Reading the Bible Every Day

calendar-543862Now, here is a thing. Here is a wondrous thing.

Reading the Bible is an integral part of knowing about God, being a Christian, wanting to know more about the Christian faith and generally living the good life. However, most people haven’t a clue where to start with it.

Fortunately, the church in its wisdom publishes a list of suggested bible readings for every day of the year. Unfortunately, they are in a format that does not help people look things up very easily. You have to know which year of the two year cycle we are on, you have to know what season we are in and you have to know whether today’s readings have been budged out of the way by a festival. Then you have to look it all up in a spiral bound book which is falling to bits. (Trust me on this, it is falling to bits).

Anyway. As a further offering in my quest to make the spirituality of the church more accessible to everyone rather than just professionals, I thought I would produce a wee bookie with all the readings in for 2009.

So here it is – a Daily Prayer Calendar of Bible Readings.

So now you have your new year resolutions all sewn up. You can read the Bible every day using the same readings that are used in St Mary’s and in the wider Scottish Episcopal Church at Daily Prayer services. You can fit them into prayers if you want them or just do then at a time of day to suit you. Unless there is something more specific given, we do the Old Testament and Gospel at morning prayer in St Mary’s. The theory is, if we said Evening Prayer in public it would be the Epistle and Gospel.

What do you mean you don’t have a Bible? Go and get one. You want an Anglicised NRSV with Apocrypha. Stop making excuses.

I’ve also tagged onto the Daily Calendar a table of what colours we use on different days in church because people are always interested and I’ve included a list of the biblical abbreviations that are used in the tables.
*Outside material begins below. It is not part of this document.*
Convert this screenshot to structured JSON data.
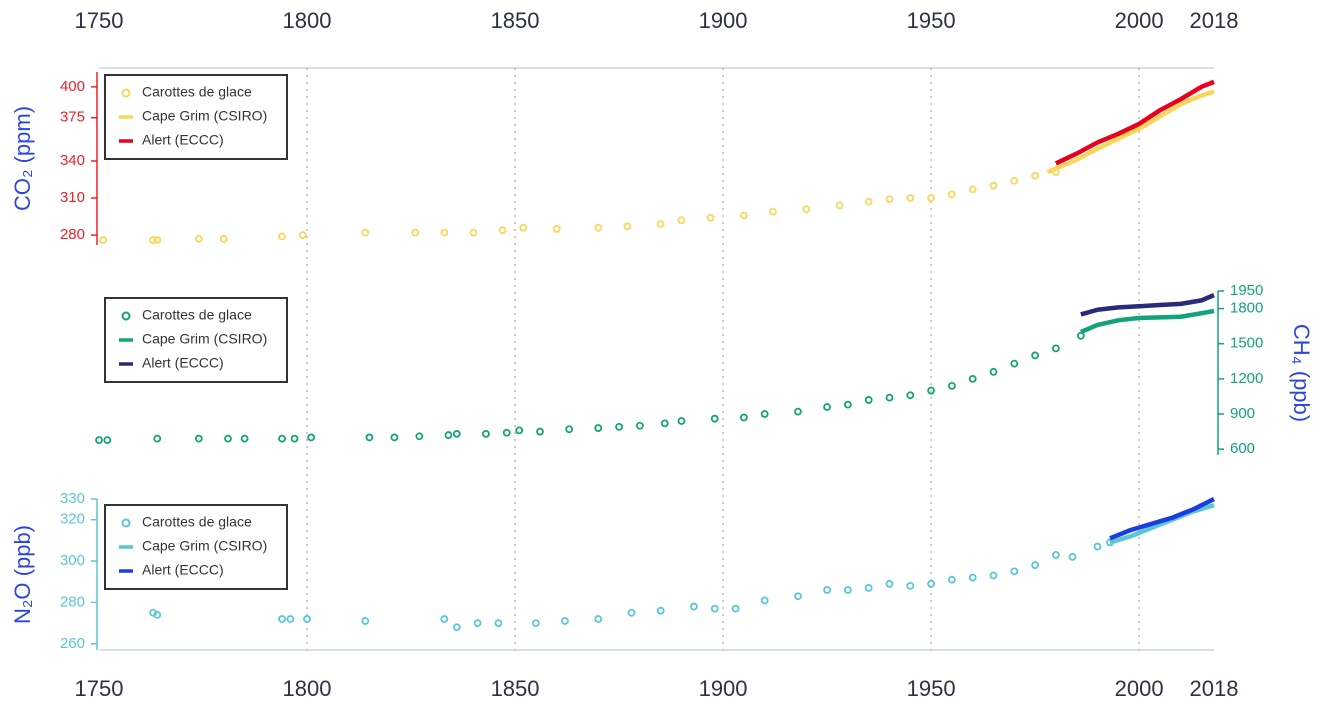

Enough to get you started?

Any questions?

Comments

30 responses to “Reading the Bible Every Day”

  1. Kimberly Avatar

    I suspect some of your readers want a plain old NRSV with Apocrypha. The American version has the advantage of being in a nicer font, and saves trees for lack of all those extra ‘u’s.

    I wish too that we would move to using the C of E lectionary for daily prayer. Now, I don’t advocate adapting to the C of E, but it gives a full set of readings for morning and evening prayer, with multiple psalms for each day. Scotland’s ‘three readings, one psalm’ spreads itself very thin over the course of two services.

  2. kelvin Avatar

    Oh Mother lead not thy people into error.

    I’m not going to argue about American vs British Spelling, but I do know that the people of Cowal and the People of the West End of Glasgow are united in their desire for Bibles in their ain tongue, which in these parts must surely be the Anglicized or even the Anglicised version.

    As to the Church of England, I fear you will be wishing bad things upon us all. It will be announcements like, “It is Lent, so we use the form of prayer for Friday” and other such atrocities before we know where we are.

    The trouble is, it starts with a “u” missing from the description of our Blessed Lord as Saviour of Us All. It seems innocent enough. Surely we tell ourselves, eternal damnation cannot depend upon the spelling of a single word. But should we allow it, it ends badly, with the appearance of the Wrong Coloured Candles on the Advent Wreath.

    Do not lead your people into such foolish ways, I implore you.

  3. Stewart Avatar

    Maybe not in the offical SEC list, but I am sure you could be persuaded.

    …and as for Pink, I had not thought of that.

    When would you use a Pink set?

    Anything about the order Copes are worn on Easter Day? – before, during, after, outside……

  4. Kimberly Avatar

    I think you will find, Kelvin, that I would choose the Anglicized version for public worship, but would let the ex-pats read in their native tongue should they wish.

    I have no desire to advocate things English. But until Scotland offers a fuller daily lectionary, I fear I must look South. In any case, we should have a common daily prayer lectionary and end this parochialism.

  5. Stewart Avatar

    I always found the Lectionary in the 1929 Prayer Book comprehensive, and mourn its passing.

  6. ryan Avatar
    ryan

    guadete and the fourth sunday in lent, stewart! We were appropriately pink at st.silas when celebrating the former recently.